A partir de ce moment-là, j’ai mixouillé pendant 10 ans dans ma chambre, sans être confrontée à un public. J’ai déménagé à Paris il y a 9 ans pour finir mes études. Ma toute première date, c’était il y a 5-6 ans, au Batofar. Ça s’était bien passé, mais je n’étais pas encore tout à fait prête à « me lancer » pour de vrai. Puis, quelques années plus tard, j’ai été recrutée un peu malgré moi par des amis qui cherchaient unE dj pour un warm-up à La Petite Halle de la Villette. Là aussi, ça s’est très bien passé. Les choses se sont enchaînées et peu de temps plus tard, j’étais proclamée résidente de La Klepto ! Pas mal de clubs cherchaient alors des collectifs à inviter, ce qui nous a permis d’acquérir rapidement une bonne visibilité.

Ottoline : Pourquoi cette nouvelle soirée le 29 au Klub ? C’est quoi l’esprit ? Qu’est-ce qui est novateur ?

Marion : Au bout d’un moment, mon travail de dj étant devenu particulièrement chronophage, j’évoluais dans un environnement exclusivement techno, le rock et les concerts ont commencé à me manquer. Alors j’ai développé l’idée de mélanger les deux genres musicaux au sein d’une même soirée. Pour cette première édition, le plateau sera composé à 100% de djs. Mais si ça fonctionne, à terme, j’aimerais prendre plus de risques comme démarrer la soirée sur un format concert ou proposer un live plus electro/techno.

Le deuxième aspect fondamental est un angle queer, plutôt lesbien, et surtout intimiste. L’idée est que les gens communiquent entre eux, et qu’une complicité, un contact puisse s’établir naturellement à travers un détournement commun des stéréotypes de genre. Il s’agit de décloisonner ces codes, en se les ré-appropriant. C’est un peu ma façon de militer, en proposant un espace sans frontières. Par exemple, j’étais allée une fois mixer à Londres, dans une soirée dite lesbienne mais où la population était très mélangée. L’étiquette « lesbienne », dans le cas de ma soirée, désigne plus un univers culturel qu’une sexualité concrète. En gros, il s’agit de mélanger les genres, aussi bien musicalement que socialement.

one-way-1-4-partenaires-4 (1)Ottoline : C’est quoi pour toi le rôle d’unE dj ?

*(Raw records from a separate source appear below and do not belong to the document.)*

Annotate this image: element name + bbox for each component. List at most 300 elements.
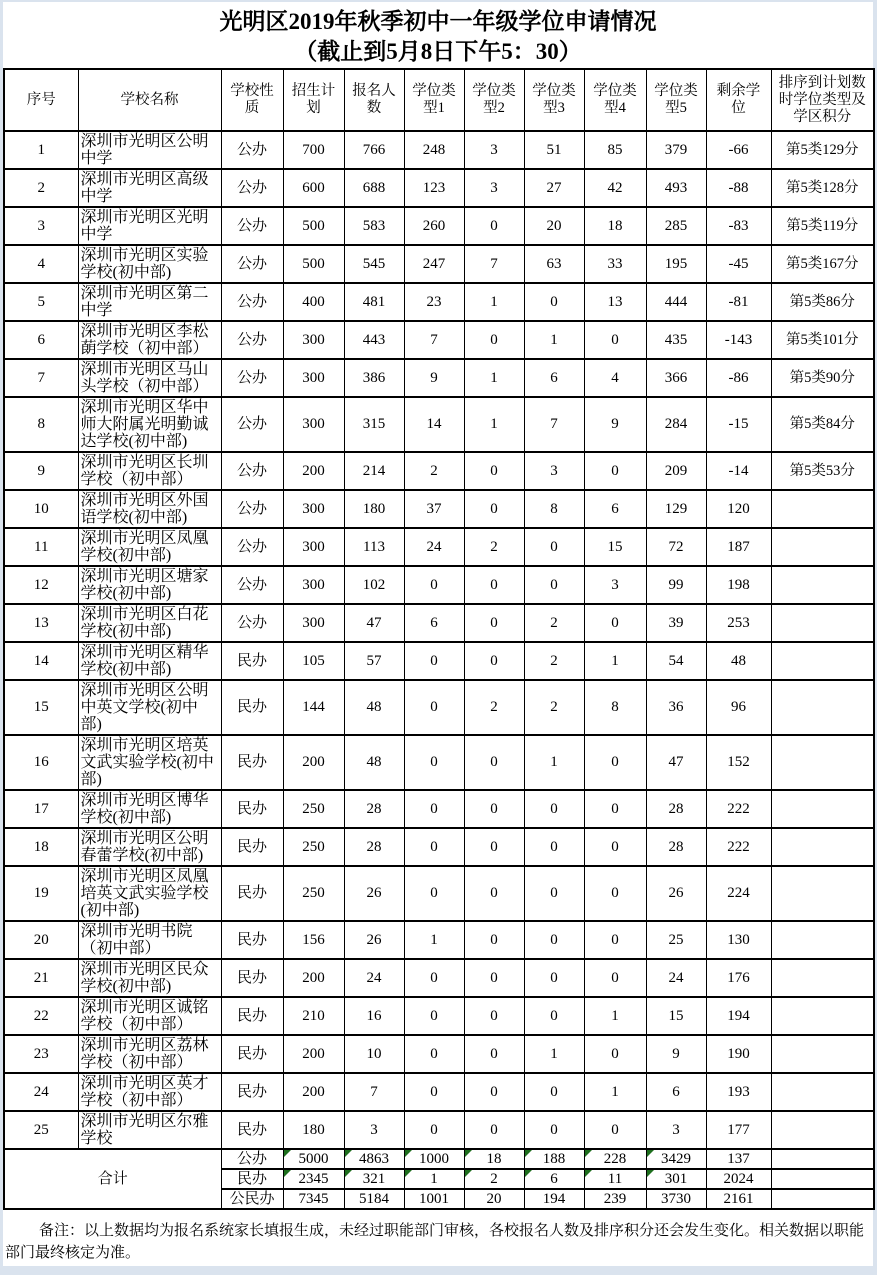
cell-value: 0 [404, 680, 464, 735]
cell-school-name: 深圳市光明区尔雅学校 [78, 1111, 221, 1149]
cell-school-name: 深圳市光明区公明中英文学校(初中部) [78, 680, 221, 735]
cell-remark: 第5类84分 [771, 397, 874, 452]
cell-value: 7 [344, 1073, 404, 1111]
cell-value: 28 [646, 828, 706, 866]
cell-value: 0 [524, 790, 584, 828]
flag-triangle-icon [345, 1170, 352, 1177]
cell-value: 200 [283, 452, 344, 490]
cell-total-value: 7345 [283, 1189, 344, 1209]
table-row [4, 1111, 874, 1149]
table-row [4, 959, 874, 997]
cell-value: 200 [283, 1073, 344, 1111]
cell-school-name: 深圳市光明区长圳学校（初中部） [78, 452, 221, 490]
cell-value: 120 [706, 490, 771, 528]
cell-seq: 16 [4, 735, 78, 790]
cell-value: 6 [524, 359, 584, 397]
cell-value: 0 [464, 866, 524, 921]
cell-value: 176 [706, 959, 771, 997]
cell-value: 47 [344, 604, 404, 642]
cell-seq: 25 [4, 1111, 78, 1149]
cell-school-nature: 民办 [221, 642, 283, 680]
cell-school-name: 深圳市光明区光明中学 [78, 207, 221, 245]
cell-value: 33 [584, 245, 646, 283]
cell-value: 600 [283, 169, 344, 207]
cell-value: 3 [524, 452, 584, 490]
cell-school-name: 深圳市光明区精华学校(初中部) [78, 642, 221, 680]
table-row [4, 866, 874, 921]
cell-value: 24 [646, 959, 706, 997]
cell-school-nature: 公办 [221, 452, 283, 490]
cell-seq: 4 [4, 245, 78, 283]
flag-triangle-icon [284, 1170, 291, 1177]
cell-value: 3 [464, 169, 524, 207]
cell-value: 0 [524, 921, 584, 959]
flag-triangle-icon [405, 1150, 412, 1157]
table-row [4, 828, 874, 866]
cell-value: 7 [404, 321, 464, 359]
table-body [4, 131, 874, 1209]
cell-school-name: 深圳市光明区塘家学校(初中部) [78, 566, 221, 604]
cell-value: 0 [464, 452, 524, 490]
cell-school-nature: 公办 [221, 490, 283, 528]
cell-total-value: 2 [464, 1169, 524, 1189]
cell-value: 300 [283, 528, 344, 566]
cell-total-value: 6 [524, 1169, 584, 1189]
cell-remark: 第5类119分 [771, 207, 874, 245]
column-header-8: 学位类型3 [524, 69, 584, 131]
cell-value: 0 [404, 1073, 464, 1111]
column-header-9: 学位类型4 [584, 69, 646, 131]
cell-school-nature: 民办 [221, 828, 283, 866]
cell-value: 1 [584, 1073, 646, 1111]
cell-value: 500 [283, 207, 344, 245]
cell-value: 0 [464, 604, 524, 642]
table-row [4, 566, 874, 604]
cell-school-nature: 民办 [221, 921, 283, 959]
column-header-2: 学校名称 [78, 69, 221, 131]
cell-value: 386 [344, 359, 404, 397]
cell-value: 250 [283, 790, 344, 828]
cell-seq: 8 [4, 397, 78, 452]
cell-value: 2 [464, 680, 524, 735]
cell-value: 0 [404, 1035, 464, 1073]
cell-value: 6 [584, 490, 646, 528]
cell-value: 190 [706, 1035, 771, 1073]
table-row [4, 735, 874, 790]
cell-value: 1 [464, 359, 524, 397]
flag-triangle-icon [465, 1150, 472, 1157]
cell-value: 583 [344, 207, 404, 245]
cell-value: 72 [646, 528, 706, 566]
cell-value: 18 [584, 207, 646, 245]
cell-total-value: 1000 [404, 1149, 464, 1169]
cell-value: 57 [344, 642, 404, 680]
cell-seq: 23 [4, 1035, 78, 1073]
cell-remark [771, 1073, 874, 1111]
cell-value: 0 [584, 921, 646, 959]
cell-value: -81 [706, 283, 771, 321]
cell-value: 0 [404, 959, 464, 997]
cell-seq: 21 [4, 959, 78, 997]
table-row [4, 528, 874, 566]
cell-value: 180 [283, 1111, 344, 1149]
cell-value: 47 [646, 735, 706, 790]
table-row [4, 359, 874, 397]
column-header-12: 排序到计划数时学位类型及学区积分 [771, 69, 874, 131]
cell-total-value: 2024 [706, 1169, 771, 1189]
cell-school-nature: 公办 [221, 359, 283, 397]
cell-school-name: 深圳市光明区马山头学校（初中部） [78, 359, 221, 397]
cell-value: 20 [524, 207, 584, 245]
cell-value: 300 [283, 321, 344, 359]
cell-school-name: 深圳市光明区民众学校(初中部) [78, 959, 221, 997]
cell-value: 6 [404, 604, 464, 642]
cell-school-nature: 民办 [221, 1073, 283, 1111]
total-row [4, 1149, 874, 1169]
cell-value: 688 [344, 169, 404, 207]
cell-value: 209 [646, 452, 706, 490]
column-header-10: 学位类型5 [646, 69, 706, 131]
cell-value: 300 [283, 604, 344, 642]
cell-value: 39 [646, 604, 706, 642]
cell-value: 0 [524, 997, 584, 1035]
cell-value: 3 [646, 1111, 706, 1149]
cell-value: 0 [404, 735, 464, 790]
cell-value: 28 [646, 790, 706, 828]
cell-school-name: 深圳市光明区白花学校(初中部) [78, 604, 221, 642]
cell-remark [771, 997, 874, 1035]
cell-value: 200 [283, 1035, 344, 1073]
cell-value: 7 [524, 397, 584, 452]
table-row [4, 452, 874, 490]
cell-school-nature: 民办 [221, 790, 283, 828]
cell-value: 0 [584, 866, 646, 921]
cell-total-nature: 公民办 [221, 1189, 283, 1209]
cell-value: 113 [344, 528, 404, 566]
cell-total-value: 239 [584, 1189, 646, 1209]
flag-triangle-icon [525, 1170, 532, 1177]
table-row [4, 921, 874, 959]
cell-value: 443 [344, 321, 404, 359]
cell-value: 1 [584, 642, 646, 680]
cell-total-remark [771, 1149, 874, 1169]
cell-school-name: 深圳市光明区凤凰培英文武实验学校(初中部) [78, 866, 221, 921]
cell-value: 0 [584, 735, 646, 790]
cell-seq: 5 [4, 283, 78, 321]
cell-school-nature: 公办 [221, 283, 283, 321]
cell-remark [771, 566, 874, 604]
column-header-3: 学校性质 [221, 69, 283, 131]
cell-seq: 19 [4, 866, 78, 921]
table-row [4, 1035, 874, 1073]
cell-value: 500 [283, 245, 344, 283]
cell-value: 284 [646, 397, 706, 452]
cell-value: 300 [283, 397, 344, 452]
spreadsheet-sheet [3, 2, 873, 1266]
cell-value: 63 [524, 245, 584, 283]
cell-value: 4 [584, 359, 646, 397]
table-row [4, 207, 874, 245]
cell-value: -86 [706, 359, 771, 397]
cell-seq: 7 [4, 359, 78, 397]
table-row [4, 245, 874, 283]
cell-total-nature: 公办 [221, 1149, 283, 1169]
cell-value: 23 [404, 283, 464, 321]
cell-seq: 18 [4, 828, 78, 866]
totals-label: 合计 [4, 1149, 221, 1209]
cell-remark [771, 604, 874, 642]
cell-remark [771, 680, 874, 735]
cell-value: 1 [404, 921, 464, 959]
column-header-5: 报名人数 [344, 69, 404, 131]
cell-remark: 第5类90分 [771, 359, 874, 397]
table-row [4, 604, 874, 642]
cell-value: 0 [524, 528, 584, 566]
cell-value: 1 [524, 321, 584, 359]
cell-seq: 14 [4, 642, 78, 680]
cell-total-value: 20 [464, 1189, 524, 1209]
cell-value: 0 [464, 1035, 524, 1073]
cell-school-name: 深圳市光明区英才学校（初中部） [78, 1073, 221, 1111]
cell-value: 0 [404, 566, 464, 604]
cell-school-nature: 公办 [221, 528, 283, 566]
cell-total-value: 5184 [344, 1189, 404, 1209]
cell-value: 0 [524, 1111, 584, 1149]
table-row [4, 283, 874, 321]
cell-school-name: 深圳市光明区公明春蕾学校(初中部) [78, 828, 221, 866]
cell-value: -14 [706, 452, 771, 490]
cell-value: 444 [646, 283, 706, 321]
cell-value: 0 [464, 790, 524, 828]
cell-value: 130 [706, 921, 771, 959]
cell-value: 0 [584, 790, 646, 828]
cell-value: 1 [524, 735, 584, 790]
cell-value: 3 [464, 131, 524, 169]
cell-value: 210 [283, 997, 344, 1035]
cell-remark: 第5类101分 [771, 321, 874, 359]
cell-school-nature: 民办 [221, 680, 283, 735]
cell-seq: 1 [4, 131, 78, 169]
cell-value: 195 [646, 245, 706, 283]
cell-value: 129 [646, 490, 706, 528]
cell-value: 250 [283, 828, 344, 866]
cell-value: 0 [464, 1111, 524, 1149]
cell-value: 0 [524, 1073, 584, 1111]
cell-value: -15 [706, 397, 771, 452]
cell-value: 0 [464, 735, 524, 790]
cell-total-value: 3730 [646, 1189, 706, 1209]
cell-value: 0 [464, 1073, 524, 1111]
cell-value: 8 [584, 680, 646, 735]
cell-value: 48 [344, 735, 404, 790]
cell-value: 0 [524, 283, 584, 321]
cell-school-name: 深圳市光明区实验学校(初中部) [78, 245, 221, 283]
cell-value: 0 [524, 866, 584, 921]
cell-value: 366 [646, 359, 706, 397]
cell-value: 85 [584, 131, 646, 169]
cell-value: 2 [524, 680, 584, 735]
cell-value: 0 [464, 828, 524, 866]
table-row [4, 997, 874, 1035]
cell-value: 26 [344, 866, 404, 921]
cell-value: 0 [404, 1111, 464, 1149]
cell-value: 0 [464, 642, 524, 680]
cell-value: 194 [706, 997, 771, 1035]
cell-value: 0 [404, 866, 464, 921]
flag-triangle-icon [405, 1170, 412, 1177]
cell-seq: 22 [4, 997, 78, 1035]
cell-value: 0 [584, 452, 646, 490]
table-row [4, 397, 874, 452]
cell-value: 315 [344, 397, 404, 452]
cell-value: 6 [646, 1073, 706, 1111]
cell-seq: 3 [4, 207, 78, 245]
table-row [4, 131, 874, 169]
cell-school-nature: 民办 [221, 735, 283, 790]
cell-school-name: 深圳市光明区诚铭学校（初中部） [78, 997, 221, 1035]
page-title: 光明区2019年秋季初中一年级学位申请情况 [219, 9, 657, 34]
cell-value: 14 [404, 397, 464, 452]
page-subtitle: （截止到5月8日下午5：30） [294, 39, 582, 64]
cell-total-value: 4863 [344, 1149, 404, 1169]
cell-value: 15 [646, 997, 706, 1035]
cell-value: 198 [706, 566, 771, 604]
column-header-6: 学位类型1 [404, 69, 464, 131]
table-row [4, 321, 874, 359]
cell-seq: 20 [4, 921, 78, 959]
cell-value: 24 [404, 528, 464, 566]
cell-value: 0 [464, 207, 524, 245]
cell-value: 177 [706, 1111, 771, 1149]
cell-seq: 2 [4, 169, 78, 207]
cell-total-remark [771, 1169, 874, 1189]
cell-value: 260 [404, 207, 464, 245]
cell-seq: 6 [4, 321, 78, 359]
cell-total-value: 2345 [283, 1169, 344, 1189]
cell-value: 1 [464, 283, 524, 321]
cell-school-name: 深圳市光明区华中师大附属光明勤诚达学校(初中部) [78, 397, 221, 452]
table-header [4, 69, 874, 131]
cell-seq: 15 [4, 680, 78, 735]
cell-value: 144 [283, 680, 344, 735]
cell-value: -66 [706, 131, 771, 169]
cell-value: 96 [706, 680, 771, 735]
cell-remark [771, 490, 874, 528]
cell-seq: 11 [4, 528, 78, 566]
cell-value: 180 [344, 490, 404, 528]
cell-school-name: 深圳市光明区荔林学校（初中部） [78, 1035, 221, 1073]
cell-remark: 第5类129分 [771, 131, 874, 169]
cell-total-value: 5000 [283, 1149, 344, 1169]
cell-value: 214 [344, 452, 404, 490]
cell-value: 99 [646, 566, 706, 604]
cell-remark [771, 642, 874, 680]
cell-school-nature: 公办 [221, 207, 283, 245]
cell-school-nature: 公办 [221, 245, 283, 283]
cell-value: 27 [524, 169, 584, 207]
cell-value: 13 [584, 283, 646, 321]
cell-school-nature: 公办 [221, 131, 283, 169]
cell-value: 16 [344, 997, 404, 1035]
cell-value: 0 [524, 959, 584, 997]
cell-value: 9 [584, 397, 646, 452]
cell-value: 105 [283, 642, 344, 680]
cell-value: 0 [464, 566, 524, 604]
cell-value: 435 [646, 321, 706, 359]
cell-value: 0 [524, 566, 584, 604]
cell-value: 9 [404, 359, 464, 397]
cell-total-value: 1001 [404, 1189, 464, 1209]
cell-value: 8 [524, 490, 584, 528]
cell-value: 0 [464, 490, 524, 528]
cell-remark [771, 1111, 874, 1149]
cell-total-remark [771, 1189, 874, 1209]
cell-value: 1 [464, 397, 524, 452]
cell-value: -88 [706, 169, 771, 207]
cell-value: 123 [404, 169, 464, 207]
cell-school-name: 深圳市光明书院 （初中部） [78, 921, 221, 959]
cell-value: 9 [646, 1035, 706, 1073]
cell-school-name: 深圳市光明区高级中学 [78, 169, 221, 207]
cell-remark [771, 959, 874, 997]
column-header-7: 学位类型2 [464, 69, 524, 131]
flag-triangle-icon [284, 1150, 291, 1157]
cell-value: 545 [344, 245, 404, 283]
cell-total-value: 1 [404, 1169, 464, 1189]
cell-total-value: 321 [344, 1169, 404, 1189]
cell-total-value: 301 [646, 1169, 706, 1189]
table-row [4, 1073, 874, 1111]
cell-value: 300 [283, 359, 344, 397]
flag-triangle-icon [585, 1150, 592, 1157]
cell-value: 28 [344, 828, 404, 866]
cell-school-name: 深圳市光明区外国语学校(初中部) [78, 490, 221, 528]
cell-value: 10 [344, 1035, 404, 1073]
flag-triangle-icon [647, 1150, 654, 1157]
flag-triangle-icon [585, 1170, 592, 1177]
cell-value: 152 [706, 735, 771, 790]
cell-value: 0 [584, 1035, 646, 1073]
cell-seq: 13 [4, 604, 78, 642]
cell-remark [771, 528, 874, 566]
cell-value: -45 [706, 245, 771, 283]
cell-seq: 17 [4, 790, 78, 828]
column-header-4: 招生计划 [283, 69, 344, 131]
cell-value: 36 [646, 680, 706, 735]
cell-total-nature: 民办 [221, 1169, 283, 1189]
cell-value: 379 [646, 131, 706, 169]
cell-total-value: 11 [584, 1169, 646, 1189]
cell-value: 0 [584, 604, 646, 642]
cell-value: 187 [706, 528, 771, 566]
cell-total-value: 194 [524, 1189, 584, 1209]
cell-value: 766 [344, 131, 404, 169]
cell-value: 2 [404, 452, 464, 490]
cell-value: 42 [584, 169, 646, 207]
cell-value: 0 [404, 790, 464, 828]
title-block [3, 2, 873, 68]
cell-total-value: 3429 [646, 1149, 706, 1169]
cell-total-value: 2161 [706, 1189, 771, 1209]
cell-value: 1 [524, 1035, 584, 1073]
cell-school-name: 深圳市光明区博华学校(初中部) [78, 790, 221, 828]
cell-remark [771, 1035, 874, 1073]
cell-value: 102 [344, 566, 404, 604]
column-header-1: 序号 [4, 69, 78, 131]
table-row [4, 680, 874, 735]
cell-value: 26 [344, 921, 404, 959]
cell-value: 0 [404, 997, 464, 1035]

Marion : J’ai envie de créer une histoire, que les gens se baladent, voyagent à travers ma sélection de sons, qu’ils découvrent des trucs insoupçonnés. J’aime créer des effets de surprise en introduisant des sons dissonants et déstructurés, d’où mon attrait pour le concept de mélange des genres. Ça permet une fluctuation d’énergies, d’ambiances. Par exemple, je travaille beaucoup sur une certaine lourdeur des sons, amenée progressivement depuis la house vers la techno via du disco. Je joue beaucoup sur les samples, les changements de rythmes, les contrastes entre montées et descentes. Cette prise de risques pourrait faire fuir le public, mais heureusement, pour la plupart, ce sont des habitués, qui me font confiance ! Ça rend le truc assez convivial.

Ottoline : Tu préfères faire les warm-up ou les clôtures ?

Marion : Ce que je viens de dire à propos des effets de surprise, ça s’applique surtout en warm-up, justement. En clôture, on a moins le droit à « l’erreur », il ne faut pas lâcher l’intensité, tenir les gens jusqu’au bout, par les émotions, avec une forme de mise en pression.

Ottoline : Musicalement, quels sont les labels / artistes qui t’inspirent ?

Marion : Dès le début, je me suis intéressée aux sons qui apposent, sur une structure electro, des nappes et des sonorités plutôt rock et expérimental, comme ce qui peut être produit sur les labels Tigersushi et D.I.R.T.Y. Et puis, en plein courant minimal, j’étais ultra fan des sortie de chez M-nus, Kompakt et compagnie. Tous ces gens qui gravitaient ensemble, je les ai découverts par le biais des line-up des soirées. Aujourd’hui, j’écoute et je mixe pas mal de sons de la nouvelle scène d’Amérique latine, promue par des labels comme Cómeme, Sanfuentes ou encore le tout jeune label Duro.